6 Format StartOfLastMonth with the c code, which gives the day of the week as a number from 1 (Sunday in my locale) to 7 (Saturday).
7 This is where we do the modulo arithmetic to get the number of days from the start of last month to last month’s first Thursday. We call this magic variable DaysToFirstThursday.
8 If this is true…
9 Return 5.
10 Otherwise…
11 Return 4.
12 End If block.

The only tricky parts here are Steps 6 and 7. Custom date formatting patterns in Shortcuts follow Unicode Technical Standard #35, where c will give the day of the week as a digit from 1 to 7. In my locale Day 1 is Sunday and Day 7 is Saturday; it may be different where you live.

Step 7 uses the number we got in Step 6 and calculates the number of days from the start of the month to the first Thursday. This involves modulo 7 arithmetic, so the first thing we have to do is subtract 1 from the Step 6 result. Numbers in mod 7 go from 0 to 6, not 1 to 7. After subtraction, we’re in a day numbering system where Thursday is 4. To get the number of days from the start of the month to the first Thursday, we subtract the weekday number from 4, add 7 (to force a positive result), and then get the remainder (mod) after dividing by 7.

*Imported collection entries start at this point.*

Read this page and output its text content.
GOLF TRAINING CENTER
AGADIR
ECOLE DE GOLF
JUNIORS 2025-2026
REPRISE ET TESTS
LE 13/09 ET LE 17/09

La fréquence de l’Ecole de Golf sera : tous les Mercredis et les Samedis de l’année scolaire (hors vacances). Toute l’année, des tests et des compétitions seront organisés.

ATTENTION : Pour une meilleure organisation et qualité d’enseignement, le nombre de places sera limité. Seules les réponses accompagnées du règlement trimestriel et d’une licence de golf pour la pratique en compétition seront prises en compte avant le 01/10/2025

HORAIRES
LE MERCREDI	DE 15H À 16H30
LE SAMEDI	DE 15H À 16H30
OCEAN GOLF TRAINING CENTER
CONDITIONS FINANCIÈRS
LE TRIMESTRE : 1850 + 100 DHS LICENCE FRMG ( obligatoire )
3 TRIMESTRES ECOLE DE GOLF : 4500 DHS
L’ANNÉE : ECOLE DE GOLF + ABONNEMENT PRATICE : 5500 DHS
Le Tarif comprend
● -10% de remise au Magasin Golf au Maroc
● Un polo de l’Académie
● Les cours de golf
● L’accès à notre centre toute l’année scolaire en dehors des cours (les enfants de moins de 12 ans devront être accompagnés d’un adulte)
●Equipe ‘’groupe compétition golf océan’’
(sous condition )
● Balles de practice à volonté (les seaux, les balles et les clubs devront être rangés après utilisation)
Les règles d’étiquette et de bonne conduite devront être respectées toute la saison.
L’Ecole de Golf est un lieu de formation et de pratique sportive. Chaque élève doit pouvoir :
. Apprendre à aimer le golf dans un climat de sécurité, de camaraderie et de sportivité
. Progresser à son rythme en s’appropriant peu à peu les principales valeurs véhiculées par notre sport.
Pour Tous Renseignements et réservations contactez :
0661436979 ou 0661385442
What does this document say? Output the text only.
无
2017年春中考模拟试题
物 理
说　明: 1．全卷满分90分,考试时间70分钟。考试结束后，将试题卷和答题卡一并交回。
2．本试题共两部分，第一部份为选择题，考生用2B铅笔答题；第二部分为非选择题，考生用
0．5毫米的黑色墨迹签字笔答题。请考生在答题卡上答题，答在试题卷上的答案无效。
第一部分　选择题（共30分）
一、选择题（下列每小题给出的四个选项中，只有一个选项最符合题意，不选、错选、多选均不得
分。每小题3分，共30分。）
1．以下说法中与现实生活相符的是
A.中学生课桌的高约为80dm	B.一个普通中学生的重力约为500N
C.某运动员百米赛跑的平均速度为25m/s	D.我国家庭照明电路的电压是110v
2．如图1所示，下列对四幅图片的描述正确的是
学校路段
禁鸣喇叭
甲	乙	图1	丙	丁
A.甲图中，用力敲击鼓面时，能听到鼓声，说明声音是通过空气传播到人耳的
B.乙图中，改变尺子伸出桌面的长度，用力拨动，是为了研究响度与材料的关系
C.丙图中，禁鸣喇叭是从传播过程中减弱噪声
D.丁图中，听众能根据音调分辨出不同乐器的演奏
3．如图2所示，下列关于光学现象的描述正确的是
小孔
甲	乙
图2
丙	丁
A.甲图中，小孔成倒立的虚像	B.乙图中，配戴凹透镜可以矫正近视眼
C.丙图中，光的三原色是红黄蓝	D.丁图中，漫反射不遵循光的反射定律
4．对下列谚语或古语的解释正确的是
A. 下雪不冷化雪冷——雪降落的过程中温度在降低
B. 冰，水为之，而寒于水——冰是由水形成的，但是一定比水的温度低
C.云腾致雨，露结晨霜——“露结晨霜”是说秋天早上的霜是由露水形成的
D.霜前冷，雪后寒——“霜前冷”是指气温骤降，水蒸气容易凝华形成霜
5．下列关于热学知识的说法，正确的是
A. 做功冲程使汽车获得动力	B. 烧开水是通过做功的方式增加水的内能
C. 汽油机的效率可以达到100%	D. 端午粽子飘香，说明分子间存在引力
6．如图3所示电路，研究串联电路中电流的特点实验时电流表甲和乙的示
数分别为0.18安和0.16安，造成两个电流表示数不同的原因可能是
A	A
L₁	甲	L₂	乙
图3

Let’s do a couple of examples. If I run the shortcut today, last month is September 2021, which started on a Wednesday. Step 6 returns 4, and Step 7 returns

(4 - (4 - 1) + 7) mod 7 = (4 - 3 + 7) mod 7 = 8 mod 7 = 1


which makes sense, as there’s one day from the start of September 2021 to the first Thursday of the month.

If you’re wondering why we bothered adding 7 and doing the mod stuff—why not just do 4 - (4 - 1) = 1?—think of what happens when we run the shortcut next month. October 2021 starts on a Friday. Step 6 returns 6, and Step 7 returns

(4 - (6 - 1) + 7) mod 7 = (4 - 5 + 7) mod 7 = 6 mod 7 = 6


and there are, in fact, 6 days from the start of October 2021 to the first Thursday of the month. Here, without the + 7 we would have gotten a result of -1 which is not the number of days from the start of October to its first Thursday. By including the + 7 and mod 7 terms, we have an equation that handles all cases.

This is not nearly as easy to understand as Stephen Millard’s solution, so I didn’t post it to the forum. On the other hand, his solution didn’t exercise my modulo muscles.

By the way, it didn’t take me two weeks to work this out. I had the shortcut written the day of the question, but I soon learned that my splitflow script for creating the table of Shortcuts steps you see above was broken. The Shortcuts team changed the look of the app, and the computer vision functions that splitflow uses weren’t able to figure out the top and bottom boundaries of the steps. So I put this post on ice until I had energy to update splitflow. It still needs some work—the padding above the steps shouldn’t be wider than the padding below—but it’s passable.